[相続のお話]生命保険の落とし穴、受取人が先に亡くなっていたら

生命保険の落とし穴、受取人が先に亡くなっていたら

「保険証券が出てきましたが、受取人が亡くなった母になっています」

父・岡本達夫が急逝し、遺品整理を進めていた長女の岡本さやか(四十六歳)が保険証券を手に取ったのは、葬儀から一週間後のことだった。

達夫は三十年前、中堅の生命保険に加入していた。死亡保険金は二千万円。受取人欄には妻の春子の名前が書かれていた。しかし春子は三年前、がんで先に逝っていた。

「お父さん、手続きを変えないままだったんだ……」とさやかは呟いた。

弟の拓也(四十二歳)も駆けつけた。「それで保険金はどうなるの?お父さんの遺産として分けるの?」

保険会社からの「意外な回答」

翌日、さやかが保険会社に電話をかけると、担当者は丁寧に説明してくれた。

「受取人が指定されていますが、その方がお亡くなりになっている場合、当社の約款に基づき、受取人の法定相続人の方々が保険金を受け取られます」

「母の相続人ということですか?」とさやかは聞き返した。

「そうです。お母様の法定相続人の方々に、法定相続分の割合に応じて保険金をお支払いする形になります」

さやかは受話器を持ちながら頭の中を整理した。母・春子の相続人は誰か。春子が亡くなったとき、その相続人は夫の達夫と、子供のさやか・拓也の三人だった。しかし今や達夫も他界している。達夫の相続分は今度は達夫の相続人——さやかと拓也——が引き継ぐ。

「受取人の相続人全員」という仕組み

税理士の大野先生に相談すると、法律の構造を丁寧に解説してくれた。

「最高裁の判例でも確認されていますが、受取人が先に死亡していた場合、保険金の受取権は受取人の相続人全員に移ります。今回の場合、春子さんの相続人であるさやかさんと拓也さんが受取人になります——達夫さんの相続財産を通じてではなく、直接です」

「つまり、この保険金はお父さんの遺産ではないんですか」

「そうです。生命保険金は受取人の固有財産であり、被保険者(達夫さん)の相続財産にはなりません。遺産分割協議の対象外になります」

さやかは少し安堵した。「では、遺産を巡る話し合いとは別に、保険金は私と弟で受け取れるということですね」

「その通りです。ただし相続税の計算上は『みなし相続財産』として課税対象になります。非課税枠(法定相続人の数×五百万円)が使えますので、今回は一千万円まで非課税です」

受取人変更「忘れ」の教訓

手続きを経て、保険金はさやかと拓也の二人に振り込まれた。各自一千万円ずつ、想定外の形で。

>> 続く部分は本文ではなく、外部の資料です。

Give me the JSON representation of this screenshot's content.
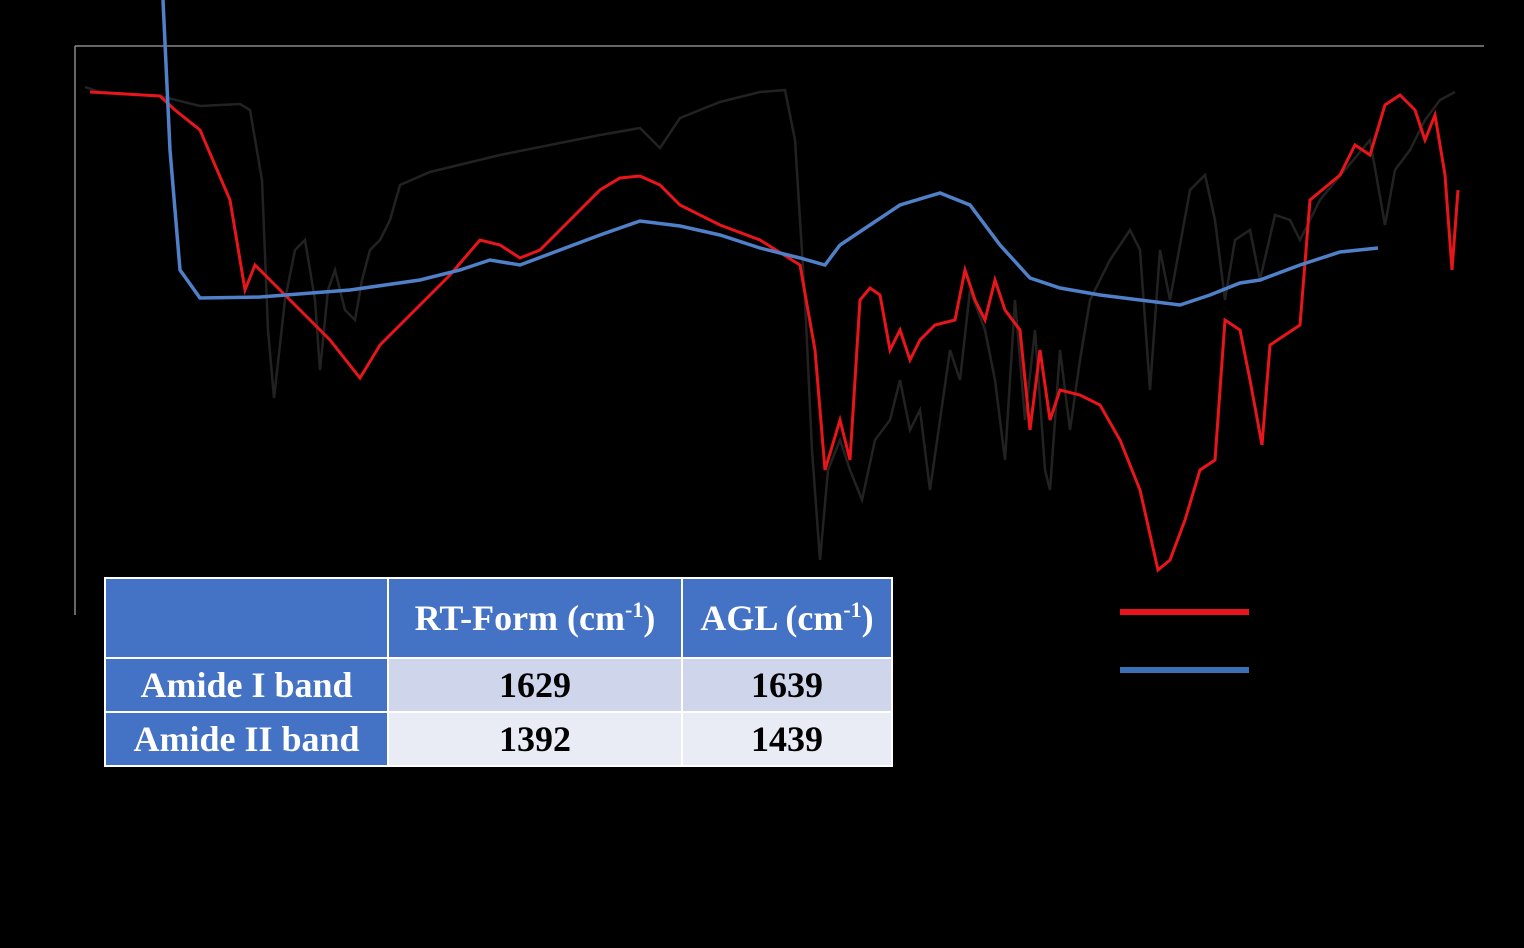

「結果的には私たちに届いたけど、もし春子さんの両親がまだご存命だったら、そちらにも相続権が生じていた可能性がありますよ」と大野先生は言った。「受取人の相続人というのは、ケースによっては思わぬ人々が含まれます」

さやかは父の保険証券をあらためてファイルに入れながら思った。「お父さんも手続きを面倒に感じていたのかな。でも、一枚の書類を変えるだけで、こんなに複雑なことにならずに済んだのに」

生命保険の受取人は、家族の変化に合わせて必ず見直す——それが、大切な人への最後の気遣いになる。

学びのボックス]生命保険受取人と相続のポイント


受取人が先死亡した場合の原則生命保険の受取人が被保険者より先に死亡し、受取人変更がされていなかった場合、保険金の受取人は「指定受取人の相続人全員」となるのが約款上の原則(最高裁判例でも確認)。
「受取人の相続人」全員が受取人になる受取人(妻)の相続人(子・親など)が、各自の法定相続分に応じて保険金を受け取る権利を持つ。保険金は被保険者(夫)の相続財産にはならない。
受取人変更の手続き受取人の変更は保険会社への書面申請で行う。被保険者が生存中はいつでも変更可能。配偶者を受取人にしている場合、配偶者が先に亡くなったら速やかに変更することが重要。
保険金と相続税の関係生命保険金は原則として相続財産ではなく受取人固有の財産。ただし相続税法上は「みなし相続財産」として課税対象になる。非課税枠(500万円×法定相続人数)も適用される。
受取人の見直しを定期的に結婚・離婚・子供の誕生・家族の死亡など、家族構成の変化があるたびに保険の受取人を見直す習慣が重要。年に一度、保険証券を確認することをお勧めする。